Lontani paradosso del Parma: 3 gol, un solo nome

Cinque partite ufficiali, tre gol segnati e un solo marcatore. A circa un mese dall’inizio della stagione, il Parma ha trovato la via della rete soltanto in due occasioni, sempre con la stessa firma, quella di Simone Lontani.

Il 14 agosto 2026 resterà, inevitabilmente, impresso nella memoria del classe 2008: esordio e doppietta, conditi dal passaggio di turno in Coppa Italia. Un debutto da sogno per il giovane attaccante, arrivato in estate dopo l’esperienza nel settore giovanile del Milan e subito capace di lasciare un segno forte. Il cammino nella competizione si è, poi, interrotto al turno seguente, contro la Cremonese: ma quel pomeriggio di fine estate ha dato il via a una sequenza realizzativa che prosegue ancora oggi.

Da allora, infatti, i crociati hanno gonfiato la rete avversaria soltanto un’altra volta, nel recente pareggio interno contro il Monza. Ancora una volta, a regalare una gioia a compagni e tifosi, è stato Lontani. Finora, il 100% della produzione offensiva del Parma risulta monopolizzata dal ragazzo di Cesena.

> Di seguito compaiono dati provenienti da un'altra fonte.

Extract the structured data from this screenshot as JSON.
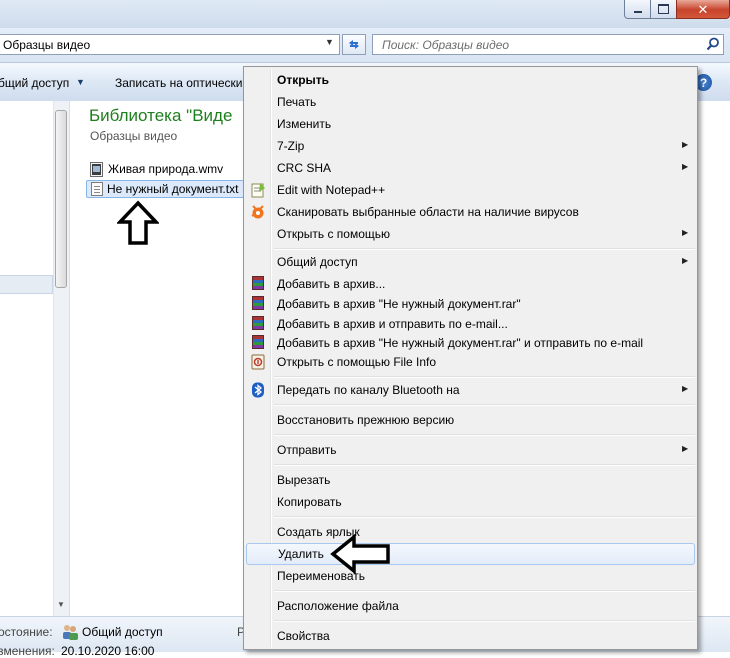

Questo dato ne certifica, da una parte, l’impatto positivo con effetto immediato ma, dall’altra, si fa testimone delle evidenti difficoltà riscontrate dalla squadra di mister Cuesta in avvio di stagione. A pochi giorni dalla chiusura del mercato, la squadra sembra orfana di un vero leader offensivo, con la speranza che l’eredità di Pellegrino venga raccolta da Romero o, in alternativa, da El Bilal Touré - che però sembra agire in zone meno centrali, finendo per rimanere, fin qui, avulso dal resto della squadra.

Anche i numeri confermano le difficoltà offensive (clicca qui per leggere l’articolo) e aspettarsi che un esordiente continui a risolvere il problema da solo appare utopico, nonostante il talento e la vivacità dimostrati nelle prime uscite.

Il paradosso di questo primo mese è evidente: Lontani rappresenta una delle note più positive di questo Parma, ma allo stesso tempo le sue reti sono la fotografia più nitida delle difficoltà del reparto avanzato, che necessita di trovare anche altre soluzioni. A mister Cuesta il compito di riuscirci, anche senza la bacchetta del mago (come da lui stesso dichiarato nella conferenza pre Monza).